Earlier this week, the manifesto of the British Labour  Party was leaked, and it contained some eye-popping revelations, among them, the pledge by its leader Jeremy Corbyn to renationalize British Mail, the railroads and the electric distribution and transmission companies. 

In their early years, newly privatized railroad companies in the UK did have customer and maintenance problems.  But to imagine that public sector status is the panacea takes one’s breath away when there are such glaring examples to the contrary.

Across the Channel, Areva, the French government-controlled nuclear reactor builder, went almost bankrupt and had to be rescued by the state and EDF.  EDF itself, because of government-mandated electricity pricing policies, saw its debts balloon and needed a large capital increase.

But the most graphic demonstration of the damage government meddling brings to national champions is Brazilian giant oil and gas producer, Petrobras.  Until 2005, it was a company famous for its technological excellence in deep water drilling and its ability to navigate the Brazilian political and commercial waters with ease.

All that changed when global oil prices soared, Petrobras made huge offshore discoveries and President Lula decided that the company’ riches should accrue exclusively to Brazil and bankroll his political movement.

In 2010, a $70 billion capital increase[1] and a new Hydrocarbon Law gave the government a very tight hold over the company.  That control pushed Petrobras to the brink: its debts ballooned from $21 billion in 2006 to $132 billion by the end of 2014 through a combination of excessive investments, “diworsification” and corruption[2].  Meanwhile, the company systematically missed its production targets.

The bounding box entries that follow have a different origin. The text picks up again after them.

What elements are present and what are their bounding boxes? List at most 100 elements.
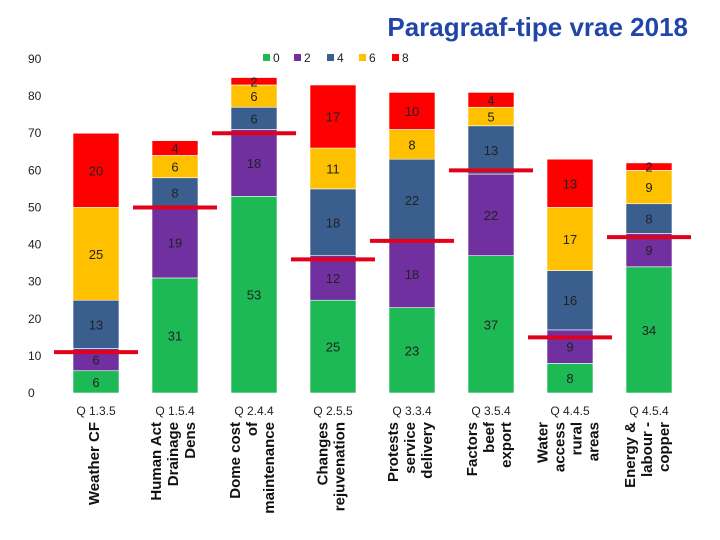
y-tick-label: 90 — [28, 52, 42, 66]
category-label-line: Weather CF — [86, 422, 103, 505]
data-label: 4 — [487, 93, 494, 108]
y-tick-label: 40 — [28, 238, 42, 252]
category-label-line: Drainage — [165, 422, 182, 486]
data-label: 17 — [326, 110, 340, 125]
bar-segment — [151, 140, 199, 156]
category-label: Energy & labour - copper — [622, 422, 673, 488]
data-label: 6 — [250, 111, 257, 126]
data-label: 37 — [484, 317, 498, 332]
x-tick-label: Q 2.5.5 — [313, 404, 353, 418]
data-label: 13 — [484, 143, 498, 158]
bar-segment — [309, 188, 357, 256]
bar-segment — [151, 177, 199, 208]
bar-segment — [309, 299, 357, 394]
y-tick-label: 60 — [28, 163, 42, 177]
data-label: 9 — [566, 340, 573, 355]
category-label-line: export — [498, 422, 515, 468]
x-tick-label: Q 2.4.4 — [234, 404, 274, 418]
category-label-line: of — [244, 421, 261, 436]
category-label-line: Dome cost — [227, 422, 244, 499]
x-tick-label: Q 1.3.5 — [76, 404, 116, 418]
category-labels: Weather CF Human Act Drainage Dens Dome cost… — [86, 421, 673, 514]
category-label-line: beef — [481, 421, 498, 453]
category-label-line: Dens — [182, 422, 199, 459]
legend-label: 2 — [304, 51, 311, 65]
category-label-line: Changes — [315, 422, 332, 485]
bar-segment — [309, 255, 357, 301]
x-tick-label: Q 1.5.4 — [155, 404, 195, 418]
legend-swatch — [294, 54, 301, 61]
legend-label: 4 — [337, 51, 344, 65]
data-label: 8 — [171, 186, 178, 201]
data-label: 6 — [171, 160, 178, 175]
category-label-line: areas — [586, 422, 603, 461]
bar-segment — [72, 299, 120, 349]
category-label: Protests service delivery — [385, 421, 436, 482]
legend-swatch — [392, 54, 399, 61]
bar-segment — [309, 84, 357, 149]
data-label: 9 — [645, 180, 652, 195]
data-label: 8 — [645, 212, 652, 227]
bar-segment — [467, 255, 515, 394]
legend-swatch — [263, 54, 270, 61]
category-label-line: Human Act — [148, 422, 165, 501]
category-label-line: access — [552, 422, 569, 472]
data-label: 6 — [92, 375, 99, 390]
data-label: 53 — [247, 288, 261, 303]
category-label-line: Factors — [464, 422, 481, 476]
data-label: 13 — [89, 317, 103, 332]
data-label: 8 — [566, 371, 573, 386]
data-label: 23 — [405, 343, 419, 358]
data-label: 25 — [89, 247, 103, 262]
data-label: 9 — [645, 243, 652, 258]
y-tick-label: 10 — [28, 349, 42, 363]
data-label: 22 — [405, 193, 419, 208]
bar-segment — [546, 158, 594, 208]
legend-label: 0 — [273, 51, 280, 65]
y-axis: 0 10 20 30 40 50 60 70 80 90 — [28, 52, 42, 400]
x-tick-labels: Q 1.3.5 Q 1.5.4 Q 2.4.4 Q 2.5.5 Q 3.3.4 Q 3.5… — [76, 404, 669, 418]
x-tick-label: Q 4.4.5 — [550, 404, 590, 418]
category-label-line: Energy & — [622, 422, 639, 488]
x-tick-label: Q 4.5.4 — [629, 404, 669, 418]
bar-segment — [625, 203, 673, 234]
y-tick-label: 20 — [28, 312, 42, 326]
legend-swatch — [359, 54, 366, 61]
data-label: 5 — [487, 110, 494, 125]
category-label-line: service — [402, 422, 419, 474]
category-label-line: maintenance — [261, 422, 278, 514]
bar-segment — [388, 307, 436, 394]
bars — [72, 77, 673, 394]
bar-segment — [151, 277, 199, 394]
category-label: Water access rural areas — [535, 422, 603, 472]
data-label: 11 — [326, 161, 340, 176]
category-label-line: rural — [569, 422, 586, 455]
segment-labels: 6613252031198645318662251218111723182281… — [89, 74, 656, 390]
data-label: 17 — [563, 232, 577, 247]
data-label: 19 — [168, 236, 182, 251]
data-label: 2 — [250, 74, 257, 89]
category-label-line: Water — [535, 422, 552, 463]
x-tick-label: Q 3.3.4 — [392, 404, 432, 418]
chart-title: Paragraaf-tipe vrae 2018 — [387, 12, 688, 42]
bar-segment — [230, 129, 278, 197]
bar-segment — [467, 125, 515, 175]
bar-segment — [546, 270, 594, 331]
data-label: 13 — [563, 176, 577, 191]
category-label: Factors beef export — [464, 421, 515, 476]
category-label-line: Protests — [385, 422, 402, 482]
data-label: 12 — [326, 271, 340, 286]
bar-segment — [388, 92, 436, 130]
legend-label: 6 — [369, 51, 376, 65]
data-label: 6 — [92, 353, 99, 368]
category-label: Changes rejuvenation — [315, 422, 349, 511]
bar-segment — [467, 173, 515, 256]
data-label: 18 — [247, 156, 261, 171]
data-label: 16 — [563, 293, 577, 308]
data-label: 31 — [168, 328, 182, 343]
data-label: 34 — [642, 323, 656, 338]
y-tick-label: 30 — [28, 275, 42, 289]
data-label: 8 — [408, 137, 415, 152]
bar-segment — [467, 92, 515, 108]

The steep fall in oil prices, the discovery of the vast corruption scheme and a change in government forced Petrobras and the state into a hard restructuring.  The results have come quickly for a company of this size, and have left many analysts incredulous;  this was evident in the quarterly conference call this morning.

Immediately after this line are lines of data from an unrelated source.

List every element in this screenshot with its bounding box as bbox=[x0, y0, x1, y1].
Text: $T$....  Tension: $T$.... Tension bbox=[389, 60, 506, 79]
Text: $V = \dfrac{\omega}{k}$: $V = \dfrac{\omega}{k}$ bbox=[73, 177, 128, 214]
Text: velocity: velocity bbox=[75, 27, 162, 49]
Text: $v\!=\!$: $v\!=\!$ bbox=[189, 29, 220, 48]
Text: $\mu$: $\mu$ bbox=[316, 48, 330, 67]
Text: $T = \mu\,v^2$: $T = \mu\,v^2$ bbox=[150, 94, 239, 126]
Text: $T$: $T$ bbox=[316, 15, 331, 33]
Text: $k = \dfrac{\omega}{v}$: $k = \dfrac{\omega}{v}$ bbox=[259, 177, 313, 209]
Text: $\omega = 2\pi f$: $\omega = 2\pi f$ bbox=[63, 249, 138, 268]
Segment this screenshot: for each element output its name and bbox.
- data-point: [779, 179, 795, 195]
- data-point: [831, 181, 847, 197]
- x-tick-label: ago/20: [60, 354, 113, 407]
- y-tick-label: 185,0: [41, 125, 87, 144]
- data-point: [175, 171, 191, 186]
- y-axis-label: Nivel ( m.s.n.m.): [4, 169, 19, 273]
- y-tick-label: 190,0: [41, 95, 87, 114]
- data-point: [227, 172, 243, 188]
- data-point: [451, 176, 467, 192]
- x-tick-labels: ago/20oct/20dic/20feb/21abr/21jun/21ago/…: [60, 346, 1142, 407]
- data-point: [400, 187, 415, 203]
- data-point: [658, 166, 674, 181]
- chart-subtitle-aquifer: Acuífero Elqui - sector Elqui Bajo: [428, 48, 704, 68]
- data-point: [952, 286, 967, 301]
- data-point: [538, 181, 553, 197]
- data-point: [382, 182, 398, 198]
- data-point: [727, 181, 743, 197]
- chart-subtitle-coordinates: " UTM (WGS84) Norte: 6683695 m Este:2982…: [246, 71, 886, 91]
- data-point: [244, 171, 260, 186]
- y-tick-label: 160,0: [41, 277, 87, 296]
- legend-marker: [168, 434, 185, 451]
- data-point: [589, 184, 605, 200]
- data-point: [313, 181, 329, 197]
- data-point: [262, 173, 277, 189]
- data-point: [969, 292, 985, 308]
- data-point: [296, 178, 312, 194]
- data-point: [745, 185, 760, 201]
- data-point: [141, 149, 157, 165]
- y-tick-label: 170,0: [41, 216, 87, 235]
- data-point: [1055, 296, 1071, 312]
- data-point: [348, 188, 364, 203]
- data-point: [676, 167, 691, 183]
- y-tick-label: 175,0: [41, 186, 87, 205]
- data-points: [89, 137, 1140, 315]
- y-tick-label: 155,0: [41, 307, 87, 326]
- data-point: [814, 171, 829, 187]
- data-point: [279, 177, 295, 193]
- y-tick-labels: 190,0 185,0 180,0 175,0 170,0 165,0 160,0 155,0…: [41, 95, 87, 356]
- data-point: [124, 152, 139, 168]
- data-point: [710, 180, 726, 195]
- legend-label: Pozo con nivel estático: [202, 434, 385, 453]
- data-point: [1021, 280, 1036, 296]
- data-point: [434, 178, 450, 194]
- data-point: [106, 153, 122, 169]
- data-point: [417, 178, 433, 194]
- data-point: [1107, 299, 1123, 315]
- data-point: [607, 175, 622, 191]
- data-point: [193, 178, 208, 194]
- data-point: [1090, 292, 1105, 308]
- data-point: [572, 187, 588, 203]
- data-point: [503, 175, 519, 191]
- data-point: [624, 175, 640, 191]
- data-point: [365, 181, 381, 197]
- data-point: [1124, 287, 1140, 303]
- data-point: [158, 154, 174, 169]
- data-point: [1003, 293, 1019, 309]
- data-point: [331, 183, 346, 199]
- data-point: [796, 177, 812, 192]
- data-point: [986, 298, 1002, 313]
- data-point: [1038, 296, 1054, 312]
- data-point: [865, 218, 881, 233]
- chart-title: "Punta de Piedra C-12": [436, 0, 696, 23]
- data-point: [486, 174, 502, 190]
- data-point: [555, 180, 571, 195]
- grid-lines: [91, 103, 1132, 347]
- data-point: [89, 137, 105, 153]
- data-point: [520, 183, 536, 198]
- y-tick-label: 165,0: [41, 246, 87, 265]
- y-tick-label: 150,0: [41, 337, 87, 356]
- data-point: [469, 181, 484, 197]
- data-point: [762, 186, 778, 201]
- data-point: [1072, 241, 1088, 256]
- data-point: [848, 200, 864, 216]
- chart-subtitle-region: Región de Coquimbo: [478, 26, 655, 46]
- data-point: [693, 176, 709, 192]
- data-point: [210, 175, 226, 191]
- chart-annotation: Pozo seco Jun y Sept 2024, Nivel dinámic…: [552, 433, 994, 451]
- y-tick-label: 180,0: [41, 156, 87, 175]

The company has already shed $13 billion worth of assets, cut its workforce by 17%, and reduced its annual capex by close to $10 billion.  Crucially, while its capex used to far exceed its operating cash flows, Petrobras is now looking to generate free cash flows of over $14 billion this year and next.

In France, Emmanuel Macron has been less sanguine about nuclear energy than his opponent François Fillon, but it is fair to expect that he will not want to pony up billions into Areva and EDF.

Mr. Corbyn’s manisfesto is unlikely to come to fruition, but it is amazing that the lure of nationalization remains so strong for educated people who should know better.  But when a politician wants to change society rather than making it better (whatever this means), sound economics rarely stand in the way.




[1]  Actually the exercise was not as successful as the government expected as the Brazilian state did not win a 2/3 majority as a result.  While minority investors contributed cash, the state contributed rights to produce deep offshore oil.  In itself, this capitalization was a model of bad governance.
[2]  The cumulative amount of the bribes was not in itself life threatening, but the massive cost overruns and uneconomic projects that corruption allowed clearly was.